Review Summary: A fire that stopped burning
1990 must not have been a very good year for Sodom. While their thrash brethren across the sea were creating some of the best albums of their careers, Sodom decided to follow up the undisputed classic
Agent Orange with
Better Off Dead, an album that focused less on the ripping intensity that made
Agent Orange and
Persecution Mania stand out. While not a bad album,
Better Off Dead cannot touch much of Sodom’s discography, with only a few highlight tracks to offset the mediocrity.
One standout track and the pinnacle of the album is “The Saw is the Law” (screw Whitechapel, they did it first), a plodding, chugging, headbanging track reminiscent of “Remember the Fallen” from
Agent Orange. While “The Saw is the Law” can sit with some of Sodom’s better works, the rest of the album simply can’t hold up.
Opening tracks “An Eye for an Eye” and “Shellfire Defense” thrash hard, but the style is less the teutonic thrash of Sodom’s early days and more reminiscent of the Bay Area thrash movement of the 80s. Therein lies the biggest problem of “Better Off Dead”: instead of ripping your face off with blistering riffs and crushing breakdowns, it focuses on acting like a half assed late 80s Bay Area thrash album. There is absolutely nothing here, aside from perhaps “The Saw is the Law”, that can’t be heard in “Peace Sells” or “Reign in Blood”, and those albums pull it off much better. When they aren’t copying a sound in their genre that’s already been done better, they are not even thrashing at all. “Cold Sweat” is a slower, early NWOBHM style track, and “Turn Your Head Around” is a copy of pre-thrash speed metal.

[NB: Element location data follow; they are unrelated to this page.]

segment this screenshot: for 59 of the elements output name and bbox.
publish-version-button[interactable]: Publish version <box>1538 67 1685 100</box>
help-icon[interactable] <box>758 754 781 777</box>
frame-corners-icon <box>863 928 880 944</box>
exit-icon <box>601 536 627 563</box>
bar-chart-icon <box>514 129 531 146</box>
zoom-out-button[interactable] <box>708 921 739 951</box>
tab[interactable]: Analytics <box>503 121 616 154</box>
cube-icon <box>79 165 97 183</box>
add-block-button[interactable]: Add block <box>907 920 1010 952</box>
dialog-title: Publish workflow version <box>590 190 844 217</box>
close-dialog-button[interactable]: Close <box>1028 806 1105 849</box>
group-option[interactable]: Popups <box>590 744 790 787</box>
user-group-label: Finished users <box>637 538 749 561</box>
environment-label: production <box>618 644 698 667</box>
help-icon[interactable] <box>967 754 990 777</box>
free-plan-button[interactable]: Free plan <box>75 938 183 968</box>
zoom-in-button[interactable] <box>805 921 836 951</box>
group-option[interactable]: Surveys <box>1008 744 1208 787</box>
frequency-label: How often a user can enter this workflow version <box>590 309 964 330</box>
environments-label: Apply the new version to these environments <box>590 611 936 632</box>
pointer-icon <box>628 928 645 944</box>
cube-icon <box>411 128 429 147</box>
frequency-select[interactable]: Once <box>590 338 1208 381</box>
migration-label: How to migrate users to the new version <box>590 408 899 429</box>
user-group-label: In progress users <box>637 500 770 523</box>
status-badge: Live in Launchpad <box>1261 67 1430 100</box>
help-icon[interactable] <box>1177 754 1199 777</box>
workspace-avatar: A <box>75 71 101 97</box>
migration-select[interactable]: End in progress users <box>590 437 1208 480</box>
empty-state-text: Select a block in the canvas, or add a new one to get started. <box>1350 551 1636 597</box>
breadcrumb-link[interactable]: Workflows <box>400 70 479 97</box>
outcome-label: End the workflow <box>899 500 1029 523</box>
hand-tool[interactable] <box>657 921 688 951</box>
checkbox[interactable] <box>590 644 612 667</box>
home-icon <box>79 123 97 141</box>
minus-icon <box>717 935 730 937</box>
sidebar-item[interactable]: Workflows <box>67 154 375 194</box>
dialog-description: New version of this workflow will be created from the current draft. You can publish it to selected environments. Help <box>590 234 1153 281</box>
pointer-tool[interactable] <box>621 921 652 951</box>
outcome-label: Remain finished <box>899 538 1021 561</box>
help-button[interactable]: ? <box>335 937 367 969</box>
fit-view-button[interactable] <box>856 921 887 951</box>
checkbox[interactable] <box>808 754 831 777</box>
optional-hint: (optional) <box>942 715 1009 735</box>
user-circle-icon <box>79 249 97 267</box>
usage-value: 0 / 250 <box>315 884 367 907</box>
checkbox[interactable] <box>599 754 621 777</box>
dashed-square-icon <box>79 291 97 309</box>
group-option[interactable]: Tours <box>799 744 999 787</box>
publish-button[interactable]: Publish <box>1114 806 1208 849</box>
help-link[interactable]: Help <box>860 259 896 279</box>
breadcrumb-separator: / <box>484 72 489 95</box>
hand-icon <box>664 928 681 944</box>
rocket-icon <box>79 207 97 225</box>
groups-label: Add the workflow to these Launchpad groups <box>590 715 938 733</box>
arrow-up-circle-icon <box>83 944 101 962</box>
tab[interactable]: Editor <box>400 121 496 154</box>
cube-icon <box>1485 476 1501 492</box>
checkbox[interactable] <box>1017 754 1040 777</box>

If you can plod through the boring midsection of the album, the last two tracks are highly enjoyable, if still wholly unoriginal. “Tarred and Feathered” absolutely rips throughout, and “Stalinorgel”, while yet another NWOBHM influenced track, is bombastic and catchy. These two tracks show that Sodom didn’t completely lose their touch, and are worth a listen from any Sodom fan.
Perhaps
Better Off Dead suffers because Sodom had run out of steam and didn’t take enough time to recharge after
Agent Orange, since only a year separated the two. Aside from a few standout tracks,
Better Off Dead is an unoriginal thrash album that does absolutely nothing to place it above the other albums released the very same year. Sodom fans deserve to give the entire thing a chance just because it’s Sodom, but for everyone else, only the standout tracks need apply.